Cette épreuve n’était rien en comparaison de l’interview avec Herzog. La veille du jour prévu, je lui avais fait remettre mon livre par son attaché de presse. Sachant qu’il ne lisait pas le français, je n’attendais pas qu’il m’en dise grand-chose, mais au moins qu’il accueille un jeune homme qui venait de passer un an à écrire sur son œuvre avec plus de chaleur que la procession de journalistes blasés auxquels il consacrait sa journée, par tranches de trois quarts d'heure pour chacun. Il m’a ouvert lui-même la porte de sa suite au Carlton. Vêtu d’un tee-shirt informe, d’un pantalon de chantier, de lourdes godasses de marche, il avait l’air de sortir de sa tente au camp de base de l’Everest, par gros temps, et bien sûr il ne souriait pas : tout était en ordre. Moi, je souriais, beaucoup trop. J’avais peur que l’attaché de presse ne l’ait pas prévenu, qu’il ne me distingue pas des autres journalistes, mais quand nous nous sommes assis j’ai vu mon livre sur la table basse et bredouillé, en anglais, quelque chose comme : « Ah, on vous l’a remis, je sais que vous ne pouvez pas le lire, mais... »

Je me suis arrêté, espérant qu’il prendrait le relais. Il m’a regardé un moment en silence, avec l’air de sagesse sévère qu’on imagine à Martin Heidegger ou maître Eckhart, puis, d’une voix très basse et en même temps très douce, une voix absolument magnifique, il a dit, je me rappelle ses mots exacts : « I prefer we dont talk about that. I know it ’s bullshit. Let ’s work. »

Let’s work, ça voulait dire : on fait l’interview, il faut bien, ça fait partie des emmerdements inévitables, comme les moustiques en Amazonie. J'étais si timide et si stupéfait qu’au lieu ― au lieu de quoi? De me lever et de partir? De le frapper? Quelle était la réaction appropriée? ―, j’ai mis en marche le magnétophone et posé la première des questions que j’avais préparées. Il y a répondu, ainsi qu’aux suivantes, de façon très professionnelle.



Une dernière histoire, avant de revenir à Limonov. Elle se passe en septembre 1973, les héros en sont Sakharov et sa femme, Elena Bonner, qui passent quelques jours au bord de la mer Noire. Sur la plage, un type les aborde. C’est un académicien, il dit à Sakharov l’admiration qu’il a pour lui, comme savant mais aussi comme citoyen, qu’il est l’honneur de son pays, etc. Sakharov, touché, le remercie. Deux jours plus tard paraît dans la Pravda un grand article où quarante académiciens dénoncent Sakharov ― à la suite de quoi il sera exilé pour quinze ans à Gorki. Parmi les signataires, il y a le type qui les a si chaleureusement abordés à la plage. Elena Bonner, découvrant cela, éclate en imprécations : celui-là, c’est vraiment la dernière des crapules. Le témoin qui raconte l’histoire regarde Sakharov, étonné qu’il ne s’indigne pas, ne s’énerve pas. Au lieu de ça, il réfléchit. En scientifique, il examine le problème, qui n’est pas que la conduite de l’académicien est déplaisante, mais qu’elle est incompréhensible.

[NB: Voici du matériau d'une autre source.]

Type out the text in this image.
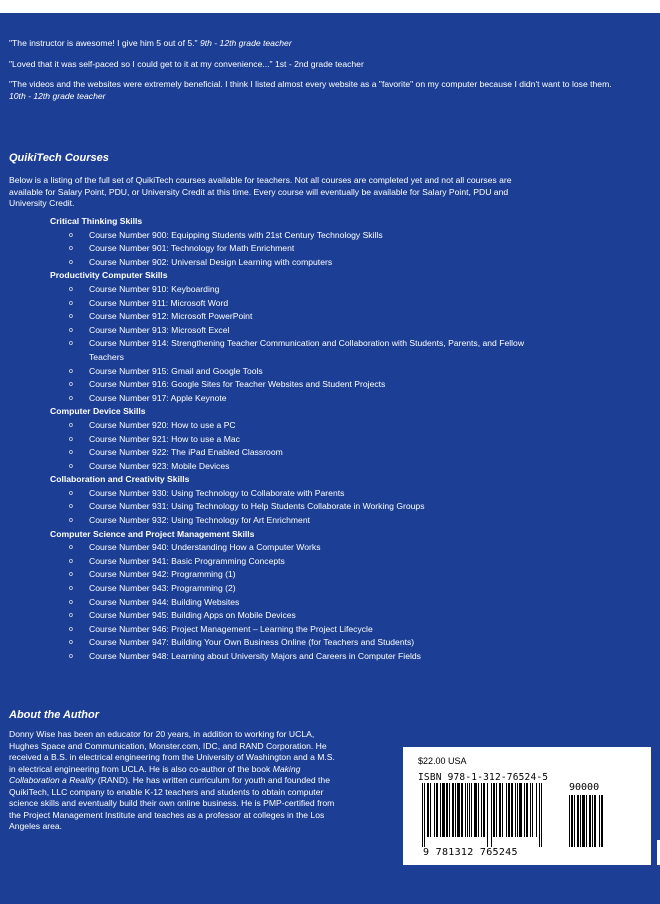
"The instructor is awesome! I give him 5 out of 5." 9th - 12th grade teacher
"Loved that it was self-paced so I could get to it at my convenience..." 1st - 2nd grade teacher
"The videos and the websites were extremely beneficial. I think I listed almost every website as a "favorite" on my computer because I didn't want to lose them. 10th - 12th grade teacher
QuikiTech Courses
Below is a listing of the full set of QuikiTech courses available for teachers. Not all courses are completed yet and not all courses are available for Salary Point, PDU, or University Credit at this time. Every course will eventually be available for Salary Point, PDU and University Credit.
Critical Thinking Skills
o Course Number 900: Equipping Students with 21st Century Technology Skills
o Course Number 901: Technology for Math Enrichment
o Course Number 902: Universal Design Learning with computers
Productivity Computer Skills
o Course Number 910: Keyboarding
o Course Number 911: Microsoft Word
o Course Number 912: Microsoft PowerPoint
o Course Number 913: Microsoft Excel
o Course Number 914: Strengthening Teacher Communication and Collaboration with Students, Parents, and Fellow Teachers
o Course Number 915: Gmail and Google Tools
o Course Number 916: Google Sites for Teacher Websites and Student Projects
o Course Number 917: Apple Keynote
Computer Device Skills
o Course Number 920: How to use a PC
o Course Number 921: How to use a Mac
o Course Number 922: The iPad Enabled Classroom
o Course Number 923: Mobile Devices
Collaboration and Creativity Skills
o Course Number 930: Using Technology to Collaborate with Parents
o Course Number 931: Using Technology to Help Students Collaborate in Working Groups
o Course Number 932: Using Technology for Art Enrichment
Computer Science and Project Management Skills
o Course Number 940: Understanding How a Computer Works
o Course Number 941: Basic Programming Concepts
o Course Number 942: Programming (1)
o Course Number 943: Programming (2)
o Course Number 944: Building Websites
o Course Number 945: Building Apps on Mobile Devices
o Course Number 946: Project Management – Learning the Project Lifecycle
o Course Number 947: Building Your Own Business Online (for Teachers and Students)
o Course Number 948: Learning about University Majors and Careers in Computer Fields
About the Author
Donny Wise has been an educator for 20 years, in addition to working for UCLA, Hughes Space and Communication, Monster.com, IDC, and RAND Corporation. He received a B.S. in electrical engineering from the University of Washington and a M.S. in electrical engineering from UCLA. He is also co-author of the book Making Collaboration a Reality (RAND). He has written curriculum for youth and founded the QuikiTech, LLC company to enable K-12 teachers and students to obtain computer science skills and eventually build their own online business. He is PMP-certified from the Project Management Institute and teaches as a professor at colleges in the Los Angeles area.
$22.00 USA
ISBN 978-1-312-76524-5
90000
9 781312 765245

J’ignore s’il a trouvé une explication ― ou alors, dirait Alexandre Zinoviev, c’est la société soviétique tout entière, l’explication. J’en cherche une, pour ma part, à la conduite de Herzog. Quelle satisfaction pouvait-il trouver à offenser gratuitement, posément, un garçon qui venait vers lui en lui exprimant son admiration? Il n’avait pas lu le livre et, même s’il était mauvais, ça ne changeait rien à l’affaire. Je regrette de rapporter un trait aussi accablant pour un homme que malgré tout j’admire et dont les œuvres récentes me donnent à penser qu’il ne ferait plus une chose pareille, qu’on le surprendrait beaucoup en lui rappelant qu’il l’a faite ; mais quand même, cela veut dire quelque chose, qui me concerne moi autant que lui.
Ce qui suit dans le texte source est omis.